FSVP (Foreign Supplier Verification Program)
Supplement importers must maintain FSVP documentation for each foreign supplier. This includes hazard analysis, supplier verification activities, and corrective action records. Given that supplement ingredients often come from multiple countries and are blended or encapsulated in a final manufacturing location, FSVP documentation can be complex. See our FSVP compliance guide for details.
New Dietary Ingredient (NDI) Notifications
Supplements containing ingredients that were not marketed in the U.S. before October 15, 1994, may require a New Dietary Ingredient (NDI) notification to FDA. The NDI process requires the manufacturer or importer to provide evidence of safety. Importing a supplement containing an NDI without the required notification can result in FDA enforcement action.
Country of Origin Considerations
The global supplement supply chain is complex. Ingredients may be sourced from multiple countries, blended or manufactured in another, and packaged in yet another. Country of origin for customs purposes is the country where the last substantial transformation occurred.
USMCA preference: Supplements manufactured in Mexico or Canada may qualify for duty-free treatment under USMCA, provided the rules of origin are met. For blended products, the substantial transformation analysis can be complex and may require detailed documentation of the manufacturing process.

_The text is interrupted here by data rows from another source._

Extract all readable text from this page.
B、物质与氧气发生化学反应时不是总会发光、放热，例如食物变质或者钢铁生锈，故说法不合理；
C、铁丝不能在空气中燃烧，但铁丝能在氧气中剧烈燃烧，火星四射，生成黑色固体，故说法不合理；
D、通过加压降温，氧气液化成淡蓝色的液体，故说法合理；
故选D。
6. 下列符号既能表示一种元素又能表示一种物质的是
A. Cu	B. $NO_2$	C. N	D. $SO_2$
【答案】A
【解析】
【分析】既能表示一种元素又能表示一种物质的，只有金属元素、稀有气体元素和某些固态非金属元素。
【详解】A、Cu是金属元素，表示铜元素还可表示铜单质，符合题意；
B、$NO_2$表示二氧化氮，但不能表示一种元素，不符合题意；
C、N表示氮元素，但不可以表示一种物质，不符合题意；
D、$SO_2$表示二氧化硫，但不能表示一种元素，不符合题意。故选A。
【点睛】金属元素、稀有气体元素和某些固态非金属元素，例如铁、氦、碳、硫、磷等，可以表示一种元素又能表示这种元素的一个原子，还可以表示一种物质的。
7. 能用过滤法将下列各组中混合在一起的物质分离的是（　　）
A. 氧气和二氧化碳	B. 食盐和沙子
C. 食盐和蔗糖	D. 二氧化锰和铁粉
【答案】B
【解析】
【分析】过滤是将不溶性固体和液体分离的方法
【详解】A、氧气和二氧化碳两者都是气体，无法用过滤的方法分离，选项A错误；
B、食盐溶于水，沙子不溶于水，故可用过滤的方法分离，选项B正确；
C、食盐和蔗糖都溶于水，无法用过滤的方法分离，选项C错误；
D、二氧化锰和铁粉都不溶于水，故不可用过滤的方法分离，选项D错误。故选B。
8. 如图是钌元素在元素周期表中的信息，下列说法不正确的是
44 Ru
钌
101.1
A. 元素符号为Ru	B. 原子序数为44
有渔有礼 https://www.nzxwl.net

Section 301 on China-origin products: China is a major source of both finished supplements and supplement ingredients (vitamins, amino acids, botanical extracts). Products manufactured in China or substantially transformed there face Section 301 tariffs. Some importers have restructured their supply chains to perform final manufacturing in countries not subject to Section 301 tariffs, but the substantial transformation must be genuine — simple repackaging in a third country does not change the country of origin.
Ingredient vs. finished product origin: For customs purposes, origin is based on the finished product, not individual ingredients. A supplement manufactured in India using Chinese-sourced vitamins has India as its country of origin. However, importers should be aware that FDA's FSVP requirements apply to the entire supply chain, not just the country of final manufacture.
Common Classification Mistakes
Label Claims That Shift the Chapter
The most consequential classification mistake in Chapter 21 is using label language that moves the product out of the chapter entirely. Structure/function claims like "supports immune health" keep a product in Chapter 21. Disease claims like "treats arthritis" or "prevents heart disease" push the product toward Chapter 30 classification as a medicament — and trigger drug-level FDA regulation. Importers must review their labels for claim language before filing the customs entry.
Assuming All Supplements Use the Same HTS Code
The 2106.90 subheading branches into multiple 8-digit and 10-digit codes based on ingredient composition. Products containing dairy derivatives, specific sugar content, or alcohol classify under different subheadings. Importers who use a single code for their entire supplement line without checking the ingredient-specific splits are likely misclassifying some products.
Overlooking Ingredient Declarations
The ingredient list on the label must match the commercial invoice and the actual product composition. Discrepancies between these three — the label, the invoice, and the product — are a common trigger for FDA examination and CBP reclassification. Importers should verify consistency across all documents before the product ships.